# Holding dogs and analysts



## nizar (28 March 2007)

Didnt really know what to call this thread, but found some interesting quotes from Michael Covel's book about PROFESSIONAL MONEY MANAGERS that held worldcom and enron until the very end.

And of course, analysts.



> Referring to $8.4million in WorldCom stock now only worth about $492,000: "Until you actually sell it, you haven't lost it" - Robert Leggett, Kentucky Retirement Systems.






> "If you had Enron in your portfolio and didnt sell it at $90 or even at $10, dont feel embarrassed. On the surface it had always seemed to be a fairly good growth stock. We bought it all the way down" - Alfred Harrison, money manager at Alliance Capital Management Holding LP.






> "When people say the market is over-valued and there's a bubble, whatever that means, they're talking about a handful of stocks. Most of these stocks are reasonably priced. There's no reason for them to correct violenty anytime in the year 2000" - Larry Wachtel, Market Analyst, Prudential Securities December 23rd, 1999






> "Jan, the botton line is, before the end of the year, [2000] the NASDAQ and Dow will be at new record highs" - Myron Kandel, Financial Editor and Anchor CNNfn/Cofounder, CNN April 4th, 2000






> Enron stock was rated as "Can't miss" until it became clear that the company was in desperate trouble, at which point analysts lowered the rating to "sure thing". Only when Enron went completely under did a few bold analysts demote its stock to the lowest possible Wall Street analyst rating, "Hot Buy"


----------



## CanOz (28 March 2007)

Hilarious Nizar! Great thread, i hope i can find some gems like that!

Cheers,


----------



## tech/a (29 March 2007)

> Referring to $8.4million in WorldCom stock now only worth about $492,000: "Until you actually sell it, you haven't lost it" - Robert Leggett, Kentucky Retirement Systems.
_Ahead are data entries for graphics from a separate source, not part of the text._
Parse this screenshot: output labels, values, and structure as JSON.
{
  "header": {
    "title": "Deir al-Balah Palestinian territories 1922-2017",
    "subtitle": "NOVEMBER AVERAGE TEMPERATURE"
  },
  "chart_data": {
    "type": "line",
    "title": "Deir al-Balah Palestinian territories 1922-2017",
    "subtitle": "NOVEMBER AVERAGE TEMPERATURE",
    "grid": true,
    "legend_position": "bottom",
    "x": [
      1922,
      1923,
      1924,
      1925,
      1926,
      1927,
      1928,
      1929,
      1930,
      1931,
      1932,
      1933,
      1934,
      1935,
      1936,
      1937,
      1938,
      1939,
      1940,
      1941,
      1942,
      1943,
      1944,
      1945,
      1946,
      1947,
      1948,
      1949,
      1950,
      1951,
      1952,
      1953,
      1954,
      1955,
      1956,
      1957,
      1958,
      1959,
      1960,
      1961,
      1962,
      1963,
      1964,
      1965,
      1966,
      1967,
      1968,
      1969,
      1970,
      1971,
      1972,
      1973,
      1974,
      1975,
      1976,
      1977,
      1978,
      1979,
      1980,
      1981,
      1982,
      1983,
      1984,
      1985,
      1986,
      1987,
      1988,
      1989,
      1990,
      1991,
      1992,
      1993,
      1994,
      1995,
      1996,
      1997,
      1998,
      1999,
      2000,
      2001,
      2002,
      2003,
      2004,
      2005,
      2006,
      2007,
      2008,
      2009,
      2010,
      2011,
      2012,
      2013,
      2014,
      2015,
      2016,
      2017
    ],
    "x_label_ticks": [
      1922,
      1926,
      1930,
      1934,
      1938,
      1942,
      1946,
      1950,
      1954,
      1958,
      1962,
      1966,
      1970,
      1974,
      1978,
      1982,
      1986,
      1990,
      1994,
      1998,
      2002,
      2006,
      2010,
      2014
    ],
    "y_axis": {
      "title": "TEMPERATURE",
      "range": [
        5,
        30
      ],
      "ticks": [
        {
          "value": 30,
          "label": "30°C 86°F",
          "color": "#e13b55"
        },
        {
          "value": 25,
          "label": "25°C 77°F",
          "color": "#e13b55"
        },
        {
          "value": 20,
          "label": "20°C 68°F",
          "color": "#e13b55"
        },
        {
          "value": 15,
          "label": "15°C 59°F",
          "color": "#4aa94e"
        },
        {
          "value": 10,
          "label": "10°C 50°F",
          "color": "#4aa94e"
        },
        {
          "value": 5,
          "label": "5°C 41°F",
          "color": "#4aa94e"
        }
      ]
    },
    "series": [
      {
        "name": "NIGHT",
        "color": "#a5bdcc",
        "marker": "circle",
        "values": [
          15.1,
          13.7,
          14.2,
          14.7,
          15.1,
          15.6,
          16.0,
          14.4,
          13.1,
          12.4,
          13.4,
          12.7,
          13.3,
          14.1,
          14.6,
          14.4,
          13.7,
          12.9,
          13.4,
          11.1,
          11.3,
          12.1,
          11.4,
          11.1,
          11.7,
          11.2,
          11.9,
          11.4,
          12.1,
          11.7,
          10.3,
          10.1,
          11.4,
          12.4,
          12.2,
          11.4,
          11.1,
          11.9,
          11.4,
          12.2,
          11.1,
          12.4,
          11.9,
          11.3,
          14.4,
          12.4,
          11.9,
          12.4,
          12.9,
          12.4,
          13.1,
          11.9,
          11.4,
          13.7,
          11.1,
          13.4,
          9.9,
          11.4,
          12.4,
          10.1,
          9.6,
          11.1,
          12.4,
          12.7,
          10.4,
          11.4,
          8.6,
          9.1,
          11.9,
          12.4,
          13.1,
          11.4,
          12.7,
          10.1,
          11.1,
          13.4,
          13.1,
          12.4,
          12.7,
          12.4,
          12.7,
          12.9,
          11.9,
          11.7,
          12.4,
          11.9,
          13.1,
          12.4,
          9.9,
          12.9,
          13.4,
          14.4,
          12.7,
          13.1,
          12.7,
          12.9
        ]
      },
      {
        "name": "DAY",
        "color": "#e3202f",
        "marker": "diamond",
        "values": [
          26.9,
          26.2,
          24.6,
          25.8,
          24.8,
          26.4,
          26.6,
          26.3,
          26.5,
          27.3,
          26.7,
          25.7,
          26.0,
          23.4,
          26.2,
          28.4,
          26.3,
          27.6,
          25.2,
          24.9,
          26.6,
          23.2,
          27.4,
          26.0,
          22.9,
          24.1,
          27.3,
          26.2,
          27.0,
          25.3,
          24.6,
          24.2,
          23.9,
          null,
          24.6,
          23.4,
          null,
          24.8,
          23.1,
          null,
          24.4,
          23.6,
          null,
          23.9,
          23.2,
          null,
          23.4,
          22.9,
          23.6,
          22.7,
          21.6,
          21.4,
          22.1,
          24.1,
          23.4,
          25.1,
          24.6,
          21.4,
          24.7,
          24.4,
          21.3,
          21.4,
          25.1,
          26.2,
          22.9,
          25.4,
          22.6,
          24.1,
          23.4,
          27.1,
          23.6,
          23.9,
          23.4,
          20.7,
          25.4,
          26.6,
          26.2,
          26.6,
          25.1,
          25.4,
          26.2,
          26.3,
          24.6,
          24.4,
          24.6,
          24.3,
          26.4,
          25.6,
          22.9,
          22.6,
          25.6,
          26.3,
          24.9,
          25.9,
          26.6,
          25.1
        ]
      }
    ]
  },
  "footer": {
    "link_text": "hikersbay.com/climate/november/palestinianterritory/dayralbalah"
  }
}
Im sure this is miss quoted.

Wasnt this the Ducster??


----------



## nioka (29 March 2007)

I'm happy to hold dogs if the fundamentals are sound. Sometimes I sell to get the capital loss but buy in again. eg. TAS I had expected them to rise along with EDE as the value of their interests exceed their SP and they have some other value assets. I look at them as long term and will probably "exchange" the FPOs for options. Another I hold as a dog is MOS for similar reasons.
Any comments appreciated.

P.S. I held Sally Malay as a dog once. Glad I did.


----------